Introduction
As part of the DARPA AI Cyber Challenge (AIxCC), a team of researchers from Texas A&M University, City University of Hong Kong, and Imperial College London developed FuzzingBrain, a fully automated platform that uses large language models (LLMs) to find and fix vulnerabilities in real C and Java projects.
Link to the project repository on GitHub
FuzzingBrain architecture
The system consists of four interconnected components:
- CRS WebService — coordinates tasks and builds test environments.
- Static Analysis Service — performs static code analysis.
- Worker Services — run fuzzing and LLM modules for generating tests and patches.
- Submission Service — submits results and removes duplicates.

Research strategies
Fuzzing
The main task of fuzzing is to select data for Proofs-of-Vulnerability.
The system combines two approaches:
- Traditional fuzzing using libFuzzer
- An LLM-based approach, where models (GPT-4o, Claude, Gemini, and others) analyze code, create tests, study errors, and iteratively improve input data.
A total of 10 fuzzing strategies were implemented:
- two for delta scanning (analysis of changes in a specific commit)
- six for full scanning (analysis of the entire codebase without limiting the task to a specific commit)
- one for report-based tasks (analysis of external static analysis reports in SARIF format, Static Analysis Results Interchange Format)
- one for unsupported tasks (analysis when the project has no special test harness through which input data is passed)
Patching
After a vulnerability is identified, the system proceeds to fix it.
Patches are created in .diff format and validated against four criteria:
- Applicability to the code.
- Successful compilation.
- Error elimination (the POV is no longer reproduced).
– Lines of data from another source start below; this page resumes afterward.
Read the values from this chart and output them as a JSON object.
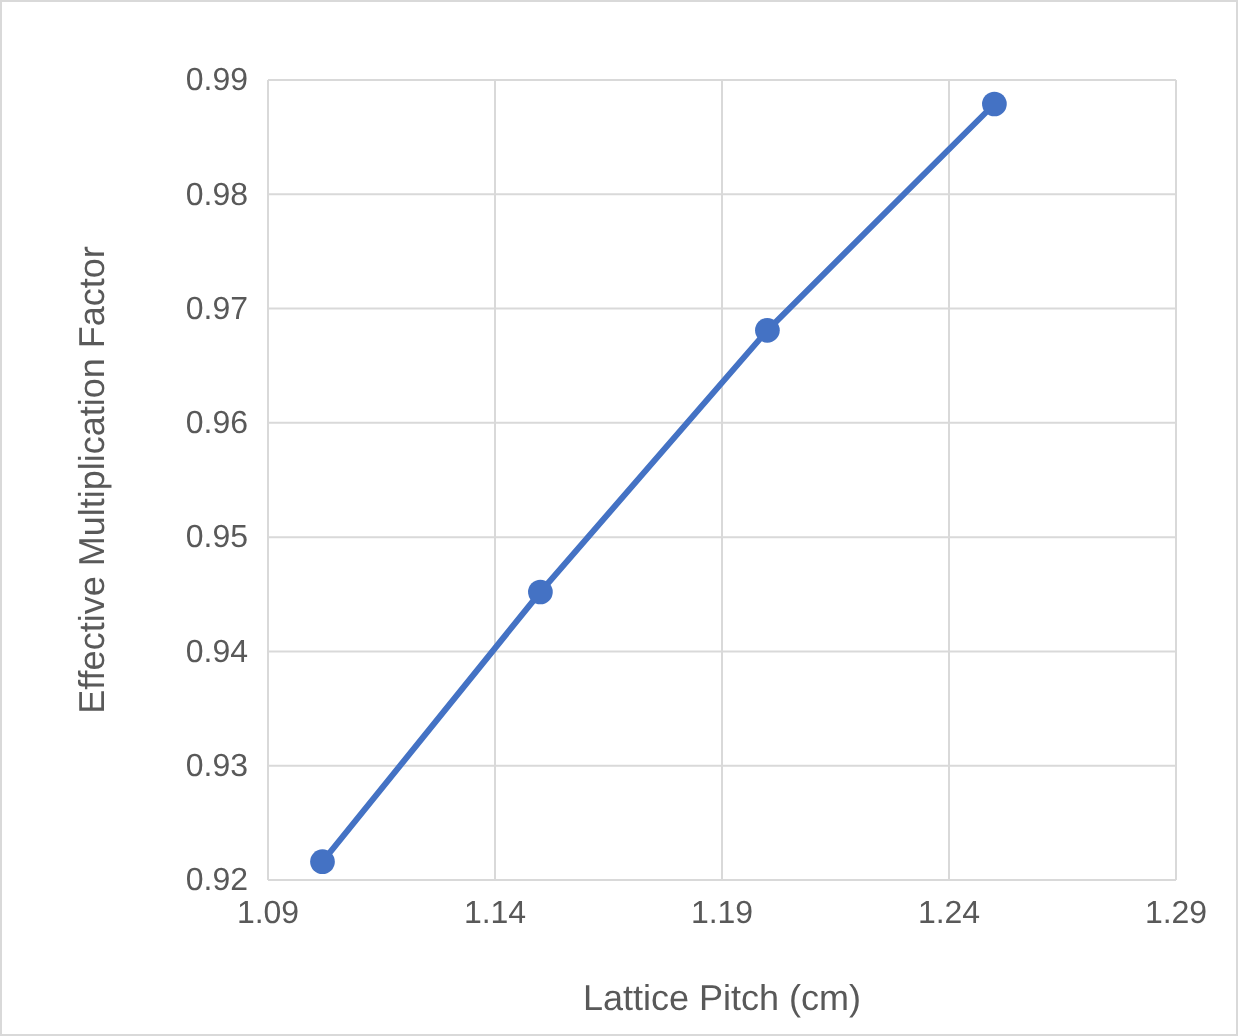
{
  "chart_data": {
    "type": "line",
    "xlabel": "Lattice Pitch (cm)",
    "ylabel": "Effective Multiplication Factor",
    "x": [
      1.102,
      1.15,
      1.2,
      1.25
    ],
    "series": [
      {
        "color": "#4472c4",
        "values": [
          0.9216,
          0.9452,
          0.9681,
          0.9879
        ]
      }
    ],
    "xlim": [
      1.09,
      1.29
    ],
    "xticks": [
      1.09,
      1.14,
      1.19,
      1.24,
      1.29
    ],
    "ylim": [
      0.92,
      0.99
    ],
    "yticks": [
      {
        "value": 0.92,
        "label": "0.92"
      },
      {
        "value": 0.93,
        "label": "0.93"
      },
      {
        "value": 0.94,
        "label": "0.94"
      },
      {
        "value": 0.95,
        "label": "0.95"
      },
      {
        "value": 0.96,
        "label": "0.96"
      },
      {
        "value": 0.97,
        "label": "0.97"
      },
      {
        "value": 0.98,
        "label": "0.98"
      },
      {
        "value": 0.99,
        "label": "0.99"
      }
    ],
    "grid": true,
    "marker": "circle",
    "line_style": "solid"
  }
}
- Preservation of functionality.
Patching approaches:
- patch_delta / patch_full
- The LLM receives the commit diff + crash log.
- It determines the functions that may have caused the error.
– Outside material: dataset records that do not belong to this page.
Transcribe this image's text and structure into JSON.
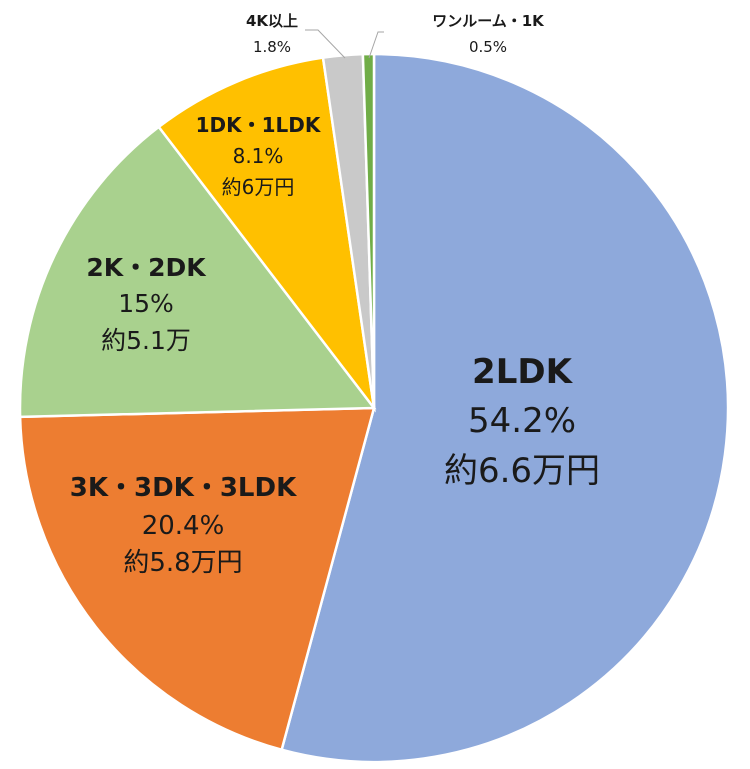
{
  "chart_data": {
    "type": "pie",
    "start": "top",
    "direction": "clockwise",
    "slices": [
      {
        "name": "2LDK",
        "value": 54.2,
        "pct_label": "54.2%",
        "price_label": "約6.6万円",
        "color": "#8EA9DB"
      },
      {
        "name": "3K・3DK・3LDK",
        "value": 20.4,
        "pct_label": "20.4%",
        "price_label": "約5.8万円",
        "color": "#ED7D31"
      },
      {
        "name": "2K・2DK",
        "value": 15,
        "pct_label": "15%",
        "price_label": "約5.1万",
        "color": "#A9D18E"
      },
      {
        "name": "1DK・1LDK",
        "value": 8.1,
        "pct_label": "8.1%",
        "price_label": "約6万円",
        "color": "#FFC000"
      },
      {
        "name": "4K以上",
        "value": 1.8,
        "pct_label": "1.8%",
        "price_label": "",
        "color": "#C9C9C9"
      },
      {
        "name": "ワンルーム・1K",
        "value": 0.5,
        "pct_label": "0.5%",
        "price_label": "",
        "color": "#70AD47"
      }
    ]
  }
}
- It generates a fixed version of the function and a diff file.
- It uses an iterative feedback scheme (build errors, POV, tests).
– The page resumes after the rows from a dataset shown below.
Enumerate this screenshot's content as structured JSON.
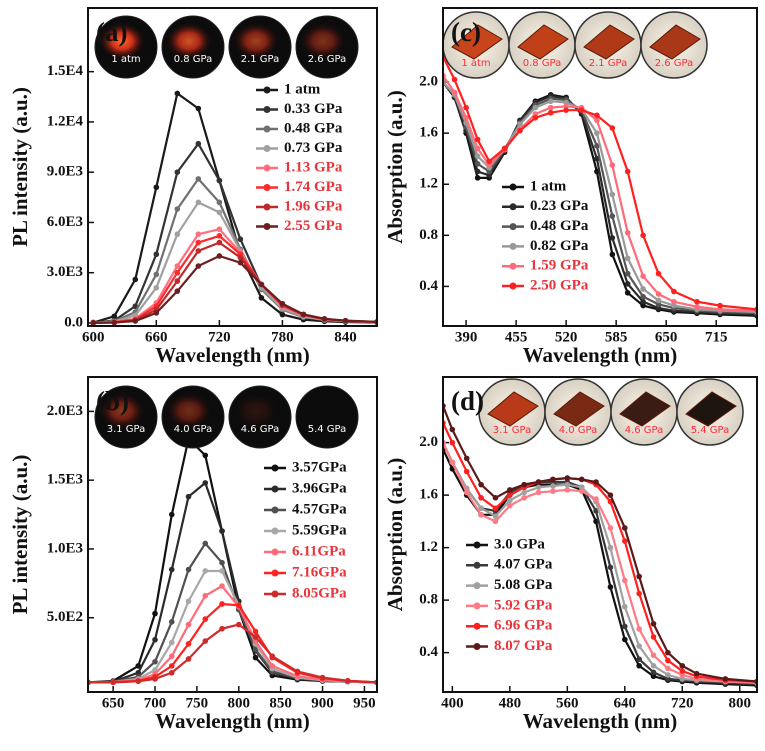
{
  "chart_data": [
    {
      "type": "line",
      "panel_label": "(a)",
      "xlabel": "Wavelength (nm)",
      "ylabel": "PL intensity (a.u.)",
      "insets": [
        "1 atm",
        "0.8 GPa",
        "2.1 GPa",
        "2.6 GPa"
      ],
      "xlim": [
        595,
        870
      ],
      "xticks": [
        600,
        660,
        720,
        780,
        840
      ],
      "ylim": [
        -180,
        18800
      ],
      "yticks": [
        {
          "value": 0,
          "label": "0.0"
        },
        {
          "value": 3000,
          "label": "3.0E3"
        },
        {
          "value": 6000,
          "label": "6.0E3"
        },
        {
          "value": 9000,
          "label": "9.0E3"
        },
        {
          "value": 12000,
          "label": "1.2E4"
        },
        {
          "value": 15000,
          "label": "1.5E4"
        }
      ],
      "x": [
        600,
        620,
        640,
        660,
        680,
        700,
        720,
        740,
        760,
        780,
        800,
        820,
        840,
        870
      ],
      "series": [
        {
          "name": "1 atm",
          "color": "#1a1a1a",
          "label_color": "#111111",
          "values": [
            30,
            400,
            2600,
            8100,
            13700,
            12800,
            8500,
            4100,
            1500,
            500,
            200,
            100,
            60,
            30
          ]
        },
        {
          "name": "0.33 GPa",
          "color": "#333333",
          "label_color": "#111111",
          "values": [
            20,
            150,
            1000,
            4100,
            9000,
            10700,
            8500,
            5000,
            2200,
            800,
            350,
            180,
            100,
            50
          ]
        },
        {
          "name": "0.48 GPa",
          "color": "#707070",
          "label_color": "#111111",
          "values": [
            20,
            100,
            650,
            2900,
            6800,
            8600,
            7200,
            4400,
            2000,
            800,
            350,
            180,
            100,
            50
          ]
        },
        {
          "name": "0.73 GPa",
          "color": "#a0a0a0",
          "label_color": "#111111",
          "values": [
            15,
            80,
            450,
            2100,
            5300,
            7200,
            6600,
            4300,
            2100,
            850,
            380,
            190,
            110,
            50
          ]
        },
        {
          "name": "1.13 GPa",
          "color": "#ff6f7f",
          "label_color": "#e8343a",
          "values": [
            10,
            50,
            250,
            1200,
            3400,
            5300,
            5600,
            4200,
            2300,
            1000,
            450,
            220,
            120,
            60
          ]
        },
        {
          "name": "1.74 GPa",
          "color": "#ff2a2a",
          "label_color": "#e8343a",
          "values": [
            10,
            40,
            200,
            1000,
            3000,
            4800,
            5200,
            4100,
            2300,
            1050,
            480,
            230,
            130,
            60
          ]
        },
        {
          "name": "1.96 GPa",
          "color": "#c0282d",
          "label_color": "#e8343a",
          "values": [
            10,
            30,
            150,
            800,
            2500,
            4300,
            4800,
            3900,
            2300,
            1100,
            500,
            240,
            130,
            60
          ]
        },
        {
          "name": "2.55 GPa",
          "color": "#6b1f1f",
          "label_color": "#e8343a",
          "values": [
            10,
            30,
            120,
            600,
            1900,
            3400,
            4000,
            3600,
            2300,
            1150,
            520,
            250,
            140,
            70
          ]
        }
      ]
    },
    {
      "type": "line",
      "panel_label": "(b)",
      "xlabel": "Wavelength (nm)",
      "ylabel": "PL intensity (a.u.)",
      "insets": [
        "3.1 GPa",
        "4.0 GPa",
        "4.6 GPa",
        "5.4 GPa"
      ],
      "xlim": [
        620,
        965
      ],
      "xticks": [
        650,
        700,
        750,
        800,
        850,
        900,
        950
      ],
      "ylim": [
        -40,
        2250
      ],
      "yticks": [
        {
          "value": 500,
          "label": "5.0E2"
        },
        {
          "value": 1000,
          "label": "1.0E3"
        },
        {
          "value": 1500,
          "label": "1.5E3"
        },
        {
          "value": 2000,
          "label": "2.0E3"
        }
      ],
      "x": [
        620,
        650,
        680,
        700,
        720,
        740,
        760,
        780,
        800,
        820,
        840,
        870,
        900,
        930,
        965
      ],
      "series": [
        {
          "name": "3.57GPa",
          "color": "#111111",
          "label_color": "#111111",
          "values": [
            30,
            40,
            150,
            530,
            1250,
            1800,
            1680,
            1130,
            560,
            210,
            80,
            50,
            40,
            35,
            30
          ]
        },
        {
          "name": "3.96GPa",
          "color": "#2b2b2b",
          "label_color": "#111111",
          "values": [
            30,
            35,
            100,
            340,
            850,
            1380,
            1480,
            1130,
            620,
            260,
            100,
            55,
            40,
            35,
            30
          ]
        },
        {
          "name": "4.57GPa",
          "color": "#505050",
          "label_color": "#111111",
          "values": [
            30,
            35,
            70,
            180,
            470,
            850,
            1040,
            900,
            560,
            270,
            110,
            60,
            45,
            35,
            30
          ]
        },
        {
          "name": "5.59GPa",
          "color": "#a8a8a8",
          "label_color": "#111111",
          "values": [
            30,
            33,
            55,
            120,
            320,
            620,
            840,
            840,
            590,
            310,
            130,
            65,
            45,
            35,
            30
          ]
        },
        {
          "name": "6.11GPa",
          "color": "#ff6b78",
          "label_color": "#e8343a",
          "values": [
            30,
            32,
            45,
            90,
            220,
            450,
            660,
            730,
            580,
            330,
            150,
            75,
            50,
            38,
            30
          ]
        },
        {
          "name": "7.16GPa",
          "color": "#ff2020",
          "label_color": "#e8343a",
          "values": [
            30,
            32,
            40,
            70,
            150,
            310,
            490,
            600,
            590,
            400,
            210,
            100,
            60,
            40,
            30
          ]
        },
        {
          "name": "8.05GPa",
          "color": "#d02a2a",
          "label_color": "#e8343a",
          "values": [
            30,
            30,
            38,
            55,
            100,
            200,
            330,
            420,
            450,
            360,
            220,
            110,
            65,
            42,
            30
          ]
        }
      ]
    },
    {
      "type": "line",
      "panel_label": "(c)",
      "xlabel": "Wavelength (nm)",
      "ylabel": "Absorption (a.u.)",
      "insets": [
        "1 atm",
        "0.8 GPa",
        "2.1 GPa",
        "2.6 GPa"
      ],
      "xlim": [
        360,
        768
      ],
      "xticks": [
        390,
        455,
        520,
        585,
        650,
        715
      ],
      "ylim": [
        0.09,
        2.58
      ],
      "yticks": [
        0.4,
        0.8,
        1.2,
        1.6,
        {
          "value": 2,
          "label": "2.0"
        }
      ],
      "x": [
        360,
        375,
        390,
        405,
        420,
        440,
        460,
        480,
        500,
        520,
        540,
        560,
        580,
        600,
        620,
        640,
        660,
        690,
        720,
        768
      ],
      "series": [
        {
          "name": "1 atm",
          "color": "#111111",
          "label_color": "#111111",
          "values": [
            2.0,
            1.88,
            1.6,
            1.25,
            1.25,
            1.45,
            1.7,
            1.85,
            1.9,
            1.88,
            1.75,
            1.3,
            0.65,
            0.35,
            0.25,
            0.22,
            0.2,
            0.19,
            0.18,
            0.17
          ]
        },
        {
          "name": "0.23 GPa",
          "color": "#2a2a2a",
          "label_color": "#111111",
          "values": [
            2.0,
            1.88,
            1.62,
            1.3,
            1.27,
            1.46,
            1.7,
            1.84,
            1.89,
            1.87,
            1.76,
            1.4,
            0.78,
            0.42,
            0.28,
            0.23,
            0.21,
            0.2,
            0.19,
            0.18
          ]
        },
        {
          "name": "0.48 GPa",
          "color": "#555555",
          "label_color": "#111111",
          "values": [
            2.0,
            1.9,
            1.65,
            1.36,
            1.3,
            1.47,
            1.68,
            1.82,
            1.87,
            1.86,
            1.78,
            1.5,
            0.95,
            0.5,
            0.32,
            0.26,
            0.23,
            0.21,
            0.2,
            0.19
          ]
        },
        {
          "name": "0.82 GPa",
          "color": "#999999",
          "label_color": "#111111",
          "values": [
            2.0,
            1.9,
            1.68,
            1.42,
            1.33,
            1.48,
            1.67,
            1.8,
            1.85,
            1.84,
            1.79,
            1.6,
            1.12,
            0.62,
            0.38,
            0.29,
            0.25,
            0.22,
            0.21,
            0.2
          ]
        },
        {
          "name": "1.59 GPa",
          "color": "#ff6b78",
          "label_color": "#e8343a",
          "values": [
            2.05,
            1.92,
            1.72,
            1.48,
            1.35,
            1.47,
            1.63,
            1.75,
            1.8,
            1.81,
            1.8,
            1.7,
            1.35,
            0.82,
            0.48,
            0.34,
            0.28,
            0.24,
            0.22,
            0.21
          ]
        },
        {
          "name": "2.50 GPa",
          "color": "#ff2020",
          "label_color": "#e8343a",
          "values": [
            2.2,
            2.02,
            1.8,
            1.55,
            1.38,
            1.48,
            1.62,
            1.72,
            1.76,
            1.78,
            1.78,
            1.74,
            1.64,
            1.3,
            0.8,
            0.5,
            0.36,
            0.28,
            0.25,
            0.22
          ]
        }
      ]
    },
    {
      "type": "line",
      "panel_label": "(d)",
      "xlabel": "Wavelength (nm)",
      "ylabel": "Absorption (a.u.)",
      "insets": [
        "3.1 GPa",
        "4.0 GPa",
        "4.6 GPa",
        "5.4 GPa"
      ],
      "xlim": [
        387,
        824
      ],
      "xticks": [
        400,
        480,
        560,
        640,
        720,
        800
      ],
      "ylim": [
        0.1,
        2.5
      ],
      "yticks": [
        0.4,
        0.8,
        1.2,
        1.6,
        {
          "value": 2,
          "label": "2.0"
        }
      ],
      "x": [
        387,
        400,
        420,
        440,
        460,
        480,
        500,
        520,
        540,
        560,
        580,
        600,
        620,
        640,
        660,
        680,
        700,
        720,
        740,
        780,
        824
      ],
      "series": [
        {
          "name": "3.0 GPa",
          "color": "#111111",
          "label_color": "#111111",
          "values": [
            1.95,
            1.8,
            1.6,
            1.45,
            1.45,
            1.6,
            1.66,
            1.68,
            1.68,
            1.68,
            1.64,
            1.4,
            0.9,
            0.5,
            0.3,
            0.22,
            0.19,
            0.18,
            0.17,
            0.16,
            0.15
          ]
        },
        {
          "name": "4.07 GPa",
          "color": "#3a3a3a",
          "label_color": "#111111",
          "values": [
            2.0,
            1.85,
            1.65,
            1.5,
            1.48,
            1.62,
            1.68,
            1.7,
            1.7,
            1.7,
            1.66,
            1.48,
            1.05,
            0.6,
            0.35,
            0.25,
            0.2,
            0.19,
            0.18,
            0.17,
            0.16
          ]
        },
        {
          "name": "5.08 GPa",
          "color": "#a0a0a0",
          "label_color": "#111111",
          "values": [
            2.0,
            1.85,
            1.65,
            1.5,
            1.44,
            1.56,
            1.62,
            1.66,
            1.67,
            1.68,
            1.66,
            1.55,
            1.2,
            0.75,
            0.45,
            0.3,
            0.23,
            0.2,
            0.19,
            0.18,
            0.17
          ]
        },
        {
          "name": "5.92 GPa",
          "color": "#ff7a85",
          "label_color": "#e8343a",
          "values": [
            2.0,
            1.85,
            1.62,
            1.45,
            1.4,
            1.52,
            1.58,
            1.62,
            1.63,
            1.64,
            1.63,
            1.57,
            1.35,
            0.95,
            0.58,
            0.38,
            0.28,
            0.23,
            0.2,
            0.18,
            0.17
          ]
        },
        {
          "name": "6.96 GPa",
          "color": "#ff2020",
          "label_color": "#e8343a",
          "values": [
            2.15,
            2.0,
            1.78,
            1.58,
            1.5,
            1.6,
            1.66,
            1.7,
            1.72,
            1.73,
            1.72,
            1.68,
            1.55,
            1.25,
            0.85,
            0.52,
            0.34,
            0.26,
            0.22,
            0.19,
            0.18
          ]
        },
        {
          "name": "8.07 GPa",
          "color": "#5a1a1a",
          "label_color": "#e8343a",
          "values": [
            2.28,
            2.1,
            1.88,
            1.68,
            1.58,
            1.64,
            1.68,
            1.7,
            1.72,
            1.73,
            1.72,
            1.7,
            1.6,
            1.35,
            0.98,
            0.62,
            0.4,
            0.3,
            0.24,
            0.2,
            0.18
          ]
        }
      ]
    }
  ]
}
- patch0_delta / patch0_ful
- Assumes that all functions changed in the commit are potentially vulnerable.
- Skips the LLM analysis phase for target identification.
- Automatically applies a patch to all changed functions.
- patch1_delta / patch1_full
- Combines diff analysis and LLM-based function identification results.
- Forms a combined set of candidates.
- patch2_delta / patch2_full
- Uses dynamic control-flow analysis.
- When patches fail, it collects data about executed branches and passes it to the LLM in the next prompt.
- patch3_delta / patch3_full
- Adds knowledge from expert templates and examples to the standard process.
- Uses vulnerability analysis from the POV stage.
- Uses a catalog of sample fixes sorted by vulnerability type.
- Uses the ability to request additional context.
- XPatch
- Activated if no POV is found after half the task time.
- The patch is generated without error confirmation.
- The LLM scores all functions on a scale from 1 to 10 and selects the top-k.
SARIF analysis
FuzzingBrain treats SARIF reports as an additional source of knowledge about the code. For this purpose, SARIF Analysis Service is implemented as part of Static Analysis Service.
The entire process consists of five stages:
- Receive a SARIF report containing many records from an external analyzer, for example CodeQL or another SAST tool.
- The SARIF parser extracts the required data: function name, file path, line/position, CWE type, problem description text, and call trace if present.
- The LLM verifies the SARIF entry and decides whether it is a real vulnerability (true positive) or a false alarm (false positive) by analyzing the code context and the analyzer message.
- Confirmed reports (true positives) are saved to the database, and a task is created for the next stage (LLM-based POV generation or LLM-based patching).
- Context is passed to fuzzing/patching:
- For POV, the LLM receives SARIF data as part of the prompt to focus on a specific function and vulnerability type.
- For a patch, SARIF helps the LLM choose the correct target and fix type.
Result
A total of 23 strategies were developed: 10 for creating POVs and 13 for patching.

FuzzingBrain was deployed on cluster infrastructure provided to participants of the DARPA AI Cyber Challenge (AIxCC), where the team had roughly 100 virtual machines. In the competition, teams received tasks, each of which included:
- Source code in C/C++ or Java
- Special fuzzing entry points
- Commit diff for Delta-Scan tasks
- SARIF reports for Report-Based tasks.
As a result of using the system, 28 vulnerabilities were found, including 6 zero-days, and 14 were successfully fixed.
Conclusions
FuzzingBrain implements a full cycle of automated vulnerability discovery and remediation, where the LLM analyzes the cause of a crash, selects the specific vulnerable function, creates a corrective diff, and verifies it at the compilation, security, and functionality levels.
Most likely, this approach turns LLMs from recommendation systems into cyber research systems capable of performing complex software code analysis tasks without human participation.